A narrative fallacy is the tendency to explain random or irrational decisions, events, and behavior with coherent stories. The narrative fallacy is a form of rationalizing: We tend to feel that there’s a rational reason for everything we do. When we don’t know why we’ve made a certain decision, we make up a coherent narrative about how we arrived at it.
Learn about the narrative fallacy, why it occurs, and how to counteract it.
Narrative Fallacy
Humans feel uncomfortable with irrationality. When we don’t know why we’ve made a certain decision or behaved a certain way, we make a rational narrative about it—that’s the narrative fallacy.
Once you’ve created a story to explain an unconscious decision, that story is hard to shake, and we believe the stories we tell ourselves and others.
Sometimes our stories are just inaccurate. Other times, they actually harm our ability to make smart decisions.
Antidotes to the “Narrative Fallacy”
Gladwell’s suggestion that you avoid explaining your decisions is easier said than done, and Blink doesn’t offer further advice. However, Daniel Kahneman (Thinking, Fast and Slow) does offer some strategies for countering the narrative fallacy:
1. Discover the flimsiness of your explanation by applying it to other outcomes.
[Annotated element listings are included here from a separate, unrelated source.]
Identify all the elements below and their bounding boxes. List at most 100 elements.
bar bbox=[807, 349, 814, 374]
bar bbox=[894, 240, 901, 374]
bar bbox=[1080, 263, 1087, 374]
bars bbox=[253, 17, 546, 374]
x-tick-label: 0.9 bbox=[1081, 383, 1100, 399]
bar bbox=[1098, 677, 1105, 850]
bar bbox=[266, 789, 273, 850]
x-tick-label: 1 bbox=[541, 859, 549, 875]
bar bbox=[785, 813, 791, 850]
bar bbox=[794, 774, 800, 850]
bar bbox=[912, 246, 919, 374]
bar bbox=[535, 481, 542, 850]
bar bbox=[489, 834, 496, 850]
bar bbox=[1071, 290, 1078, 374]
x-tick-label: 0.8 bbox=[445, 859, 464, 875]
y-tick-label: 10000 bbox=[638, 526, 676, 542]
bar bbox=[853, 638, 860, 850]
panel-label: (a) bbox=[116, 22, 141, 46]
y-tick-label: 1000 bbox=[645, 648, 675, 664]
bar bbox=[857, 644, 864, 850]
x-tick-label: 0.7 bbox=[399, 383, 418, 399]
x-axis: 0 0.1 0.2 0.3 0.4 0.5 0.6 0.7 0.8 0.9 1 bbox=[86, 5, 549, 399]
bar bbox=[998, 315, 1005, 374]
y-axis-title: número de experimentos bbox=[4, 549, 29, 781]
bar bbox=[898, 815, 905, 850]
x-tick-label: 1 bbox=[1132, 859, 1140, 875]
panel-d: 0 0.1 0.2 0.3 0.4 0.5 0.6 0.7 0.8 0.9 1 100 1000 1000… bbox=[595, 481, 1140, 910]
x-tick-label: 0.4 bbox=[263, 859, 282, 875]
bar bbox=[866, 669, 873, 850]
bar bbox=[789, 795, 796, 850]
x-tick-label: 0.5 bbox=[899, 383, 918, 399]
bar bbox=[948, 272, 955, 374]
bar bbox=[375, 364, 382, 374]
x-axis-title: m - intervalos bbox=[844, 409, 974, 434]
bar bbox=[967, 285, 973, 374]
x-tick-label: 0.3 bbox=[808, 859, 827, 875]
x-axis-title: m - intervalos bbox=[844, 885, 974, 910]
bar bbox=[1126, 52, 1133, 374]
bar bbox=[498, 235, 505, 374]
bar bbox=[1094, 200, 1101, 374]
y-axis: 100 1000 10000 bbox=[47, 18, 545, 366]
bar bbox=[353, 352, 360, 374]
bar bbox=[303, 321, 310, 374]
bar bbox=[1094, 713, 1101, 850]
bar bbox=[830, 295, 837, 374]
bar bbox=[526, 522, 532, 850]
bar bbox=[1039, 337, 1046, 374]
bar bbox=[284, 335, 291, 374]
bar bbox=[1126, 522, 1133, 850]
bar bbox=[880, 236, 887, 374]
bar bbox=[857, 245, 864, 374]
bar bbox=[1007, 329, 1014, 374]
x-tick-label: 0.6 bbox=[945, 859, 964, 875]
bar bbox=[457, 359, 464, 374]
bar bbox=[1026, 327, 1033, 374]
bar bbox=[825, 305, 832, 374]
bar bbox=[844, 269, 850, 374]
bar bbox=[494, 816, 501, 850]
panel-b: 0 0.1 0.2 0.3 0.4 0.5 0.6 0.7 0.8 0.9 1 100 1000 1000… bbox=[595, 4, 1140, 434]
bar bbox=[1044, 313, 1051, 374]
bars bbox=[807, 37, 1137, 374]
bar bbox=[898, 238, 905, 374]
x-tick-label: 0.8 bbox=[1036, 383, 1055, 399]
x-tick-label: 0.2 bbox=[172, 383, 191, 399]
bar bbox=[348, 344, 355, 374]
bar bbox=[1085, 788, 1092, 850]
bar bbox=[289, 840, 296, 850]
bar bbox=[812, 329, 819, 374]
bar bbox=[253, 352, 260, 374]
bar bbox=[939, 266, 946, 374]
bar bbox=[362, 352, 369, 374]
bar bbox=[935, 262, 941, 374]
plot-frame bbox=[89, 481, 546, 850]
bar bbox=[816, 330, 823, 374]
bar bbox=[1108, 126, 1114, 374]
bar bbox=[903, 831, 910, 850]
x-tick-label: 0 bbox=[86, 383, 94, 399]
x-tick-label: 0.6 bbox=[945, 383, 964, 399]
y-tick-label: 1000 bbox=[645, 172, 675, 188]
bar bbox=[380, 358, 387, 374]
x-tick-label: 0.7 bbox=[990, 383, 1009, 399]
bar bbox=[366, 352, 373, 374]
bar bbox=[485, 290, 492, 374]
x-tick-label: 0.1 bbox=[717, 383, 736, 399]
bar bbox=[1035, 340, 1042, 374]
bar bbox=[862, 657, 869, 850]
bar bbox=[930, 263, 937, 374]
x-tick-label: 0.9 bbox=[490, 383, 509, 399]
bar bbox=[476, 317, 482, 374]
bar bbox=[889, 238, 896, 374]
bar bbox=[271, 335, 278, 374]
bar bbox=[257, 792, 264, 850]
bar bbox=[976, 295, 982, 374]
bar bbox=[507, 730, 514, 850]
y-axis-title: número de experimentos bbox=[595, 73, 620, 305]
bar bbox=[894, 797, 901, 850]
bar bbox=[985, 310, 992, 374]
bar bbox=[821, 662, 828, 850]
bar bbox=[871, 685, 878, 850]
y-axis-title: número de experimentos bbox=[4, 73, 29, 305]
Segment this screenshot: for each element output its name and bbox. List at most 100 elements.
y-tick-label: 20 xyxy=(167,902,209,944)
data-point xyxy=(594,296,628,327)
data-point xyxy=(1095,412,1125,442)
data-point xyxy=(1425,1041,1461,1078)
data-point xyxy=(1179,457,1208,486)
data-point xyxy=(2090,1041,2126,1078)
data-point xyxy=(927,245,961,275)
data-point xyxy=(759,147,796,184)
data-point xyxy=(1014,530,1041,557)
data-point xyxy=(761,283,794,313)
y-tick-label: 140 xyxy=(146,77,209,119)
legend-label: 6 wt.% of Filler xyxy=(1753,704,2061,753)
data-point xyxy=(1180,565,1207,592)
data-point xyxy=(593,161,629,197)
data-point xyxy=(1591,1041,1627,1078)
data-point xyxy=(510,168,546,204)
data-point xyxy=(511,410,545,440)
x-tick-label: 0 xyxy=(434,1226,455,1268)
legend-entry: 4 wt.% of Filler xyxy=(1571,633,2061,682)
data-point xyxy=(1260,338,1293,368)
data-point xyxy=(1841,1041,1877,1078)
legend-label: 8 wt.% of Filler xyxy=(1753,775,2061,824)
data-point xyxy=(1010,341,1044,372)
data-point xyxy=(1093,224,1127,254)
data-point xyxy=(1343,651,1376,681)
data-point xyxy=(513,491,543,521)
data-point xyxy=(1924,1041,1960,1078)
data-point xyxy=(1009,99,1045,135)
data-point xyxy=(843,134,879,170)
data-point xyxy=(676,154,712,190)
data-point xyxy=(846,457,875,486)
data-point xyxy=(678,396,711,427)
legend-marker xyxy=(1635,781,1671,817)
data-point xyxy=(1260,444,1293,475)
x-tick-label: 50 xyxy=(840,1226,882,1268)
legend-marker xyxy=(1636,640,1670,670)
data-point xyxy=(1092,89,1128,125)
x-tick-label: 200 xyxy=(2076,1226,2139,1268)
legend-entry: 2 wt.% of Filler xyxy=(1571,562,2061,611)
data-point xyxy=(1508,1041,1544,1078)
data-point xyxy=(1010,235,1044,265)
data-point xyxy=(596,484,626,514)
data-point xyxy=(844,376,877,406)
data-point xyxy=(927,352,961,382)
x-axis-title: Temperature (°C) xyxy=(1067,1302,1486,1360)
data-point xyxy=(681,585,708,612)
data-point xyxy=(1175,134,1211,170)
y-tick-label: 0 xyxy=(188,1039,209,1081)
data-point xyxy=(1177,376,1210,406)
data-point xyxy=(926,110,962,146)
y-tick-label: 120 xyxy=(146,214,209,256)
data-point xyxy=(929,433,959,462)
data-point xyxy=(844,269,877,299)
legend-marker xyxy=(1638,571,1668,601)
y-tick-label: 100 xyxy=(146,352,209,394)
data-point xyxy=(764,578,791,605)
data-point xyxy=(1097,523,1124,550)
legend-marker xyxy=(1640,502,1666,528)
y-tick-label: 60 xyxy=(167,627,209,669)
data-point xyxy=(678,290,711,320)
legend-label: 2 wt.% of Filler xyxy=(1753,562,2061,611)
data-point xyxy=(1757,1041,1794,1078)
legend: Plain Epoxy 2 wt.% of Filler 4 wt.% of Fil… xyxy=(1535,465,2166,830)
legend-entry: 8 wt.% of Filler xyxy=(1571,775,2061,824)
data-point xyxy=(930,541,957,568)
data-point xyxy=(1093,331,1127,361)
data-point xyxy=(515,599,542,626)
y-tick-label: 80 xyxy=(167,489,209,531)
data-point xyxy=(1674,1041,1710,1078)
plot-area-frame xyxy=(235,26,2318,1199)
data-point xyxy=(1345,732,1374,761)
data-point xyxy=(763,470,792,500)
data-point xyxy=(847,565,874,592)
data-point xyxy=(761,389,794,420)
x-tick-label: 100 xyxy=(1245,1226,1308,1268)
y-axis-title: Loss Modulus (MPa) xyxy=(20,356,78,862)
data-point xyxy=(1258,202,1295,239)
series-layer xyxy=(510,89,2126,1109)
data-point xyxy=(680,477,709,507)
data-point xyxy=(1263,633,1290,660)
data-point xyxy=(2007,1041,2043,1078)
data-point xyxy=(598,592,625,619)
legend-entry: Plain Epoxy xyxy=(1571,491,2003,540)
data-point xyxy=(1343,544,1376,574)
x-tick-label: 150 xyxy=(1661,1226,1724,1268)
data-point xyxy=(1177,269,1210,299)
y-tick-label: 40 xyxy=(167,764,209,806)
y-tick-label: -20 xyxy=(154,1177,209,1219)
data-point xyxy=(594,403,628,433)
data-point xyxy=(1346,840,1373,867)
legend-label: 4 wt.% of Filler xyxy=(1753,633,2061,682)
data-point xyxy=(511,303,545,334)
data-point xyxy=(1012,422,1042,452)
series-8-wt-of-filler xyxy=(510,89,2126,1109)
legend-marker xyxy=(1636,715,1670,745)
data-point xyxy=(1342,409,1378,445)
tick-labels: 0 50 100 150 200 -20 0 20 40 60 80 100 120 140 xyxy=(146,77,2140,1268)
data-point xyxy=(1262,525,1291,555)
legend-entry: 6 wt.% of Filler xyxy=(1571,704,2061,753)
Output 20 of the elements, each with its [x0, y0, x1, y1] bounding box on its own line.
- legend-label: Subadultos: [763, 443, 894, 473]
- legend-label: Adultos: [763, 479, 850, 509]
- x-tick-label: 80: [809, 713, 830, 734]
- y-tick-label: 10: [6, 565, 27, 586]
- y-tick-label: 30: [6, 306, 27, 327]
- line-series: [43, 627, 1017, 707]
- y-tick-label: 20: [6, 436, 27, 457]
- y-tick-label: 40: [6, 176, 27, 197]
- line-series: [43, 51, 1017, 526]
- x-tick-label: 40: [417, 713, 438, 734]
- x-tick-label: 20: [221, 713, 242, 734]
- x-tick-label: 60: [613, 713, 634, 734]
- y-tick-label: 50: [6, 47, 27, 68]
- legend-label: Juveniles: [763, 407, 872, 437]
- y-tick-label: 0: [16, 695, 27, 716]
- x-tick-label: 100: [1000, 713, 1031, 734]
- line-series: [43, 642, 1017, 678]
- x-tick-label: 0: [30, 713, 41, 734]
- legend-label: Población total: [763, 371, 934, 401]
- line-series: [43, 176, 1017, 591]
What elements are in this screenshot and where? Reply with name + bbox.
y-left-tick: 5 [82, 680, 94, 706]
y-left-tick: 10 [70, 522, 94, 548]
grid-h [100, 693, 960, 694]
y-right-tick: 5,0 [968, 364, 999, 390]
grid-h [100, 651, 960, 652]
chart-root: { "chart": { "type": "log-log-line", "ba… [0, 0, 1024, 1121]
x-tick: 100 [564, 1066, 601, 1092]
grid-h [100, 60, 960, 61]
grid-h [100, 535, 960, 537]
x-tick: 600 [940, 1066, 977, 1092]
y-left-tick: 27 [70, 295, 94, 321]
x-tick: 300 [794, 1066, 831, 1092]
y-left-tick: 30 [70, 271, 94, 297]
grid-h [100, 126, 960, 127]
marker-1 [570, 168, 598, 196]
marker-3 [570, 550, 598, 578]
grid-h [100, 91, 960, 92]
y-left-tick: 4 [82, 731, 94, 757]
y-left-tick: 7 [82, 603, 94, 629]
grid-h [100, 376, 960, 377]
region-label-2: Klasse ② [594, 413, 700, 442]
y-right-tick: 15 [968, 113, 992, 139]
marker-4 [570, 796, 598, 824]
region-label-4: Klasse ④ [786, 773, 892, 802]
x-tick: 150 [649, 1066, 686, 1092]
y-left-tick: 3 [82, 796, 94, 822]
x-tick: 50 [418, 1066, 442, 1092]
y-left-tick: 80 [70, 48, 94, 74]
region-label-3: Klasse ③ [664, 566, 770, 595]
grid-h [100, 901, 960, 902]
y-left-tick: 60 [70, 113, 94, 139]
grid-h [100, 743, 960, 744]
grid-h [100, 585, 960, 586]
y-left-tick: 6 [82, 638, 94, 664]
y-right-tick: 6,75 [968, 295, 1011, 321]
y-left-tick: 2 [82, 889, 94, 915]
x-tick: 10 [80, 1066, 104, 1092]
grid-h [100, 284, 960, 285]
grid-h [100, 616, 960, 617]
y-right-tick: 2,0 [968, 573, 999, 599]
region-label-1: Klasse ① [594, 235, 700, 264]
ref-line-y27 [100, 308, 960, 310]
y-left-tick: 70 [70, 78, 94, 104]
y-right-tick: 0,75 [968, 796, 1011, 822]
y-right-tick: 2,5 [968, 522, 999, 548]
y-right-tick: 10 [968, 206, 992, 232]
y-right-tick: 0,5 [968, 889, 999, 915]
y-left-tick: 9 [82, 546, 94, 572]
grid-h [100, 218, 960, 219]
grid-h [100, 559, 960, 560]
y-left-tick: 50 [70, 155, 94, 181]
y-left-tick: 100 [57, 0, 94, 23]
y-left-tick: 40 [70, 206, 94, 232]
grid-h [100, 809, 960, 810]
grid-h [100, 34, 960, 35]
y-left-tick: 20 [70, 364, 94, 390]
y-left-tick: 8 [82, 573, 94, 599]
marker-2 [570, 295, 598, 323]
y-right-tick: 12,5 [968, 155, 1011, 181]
In some situations, an identical explanation can be applied to both possible outcomes. For example:
– During a day of stock market trading, an event might happen, like the Federal Reserve System lowering interest rates. If the stock market goes up, people say that the lower interest rates have emboldened investors. If the stock market goes down, people say that investors were expecting the interest rate change, or perhaps that the market had already priced it in. The fact that the same explanation (changing interest rates) can be given, regardless of whether the market moves up or down, means that it’s likely a bad explanation with no predictive power.
2. Be wary of highly consistent patterns in your own narratives and those of others.
– For example, management literature profiles the rise and fall of companies, attributing company growth to key decisions and leadership styles, even the childhood traits of founders. These stories ignore all the other things that didn’t happen that could have caused the company to fail (and that did happen to the many failed companies that aren’t profiled—survivorship bias). Ignoring this, the stories are presented as inevitabilities.
Look out for highly consistent patterns that emergefrom comparing more successful and less successful examples. You don’t know lots of things—whether the samples were cherry-picked, whether the failed results were excluded from the dataset, and other experimental tricks.
Be wary of people who declare very high confidence around their explanation. This indicates only that they’ve constructed a coherent story, not necessarily that the story is true.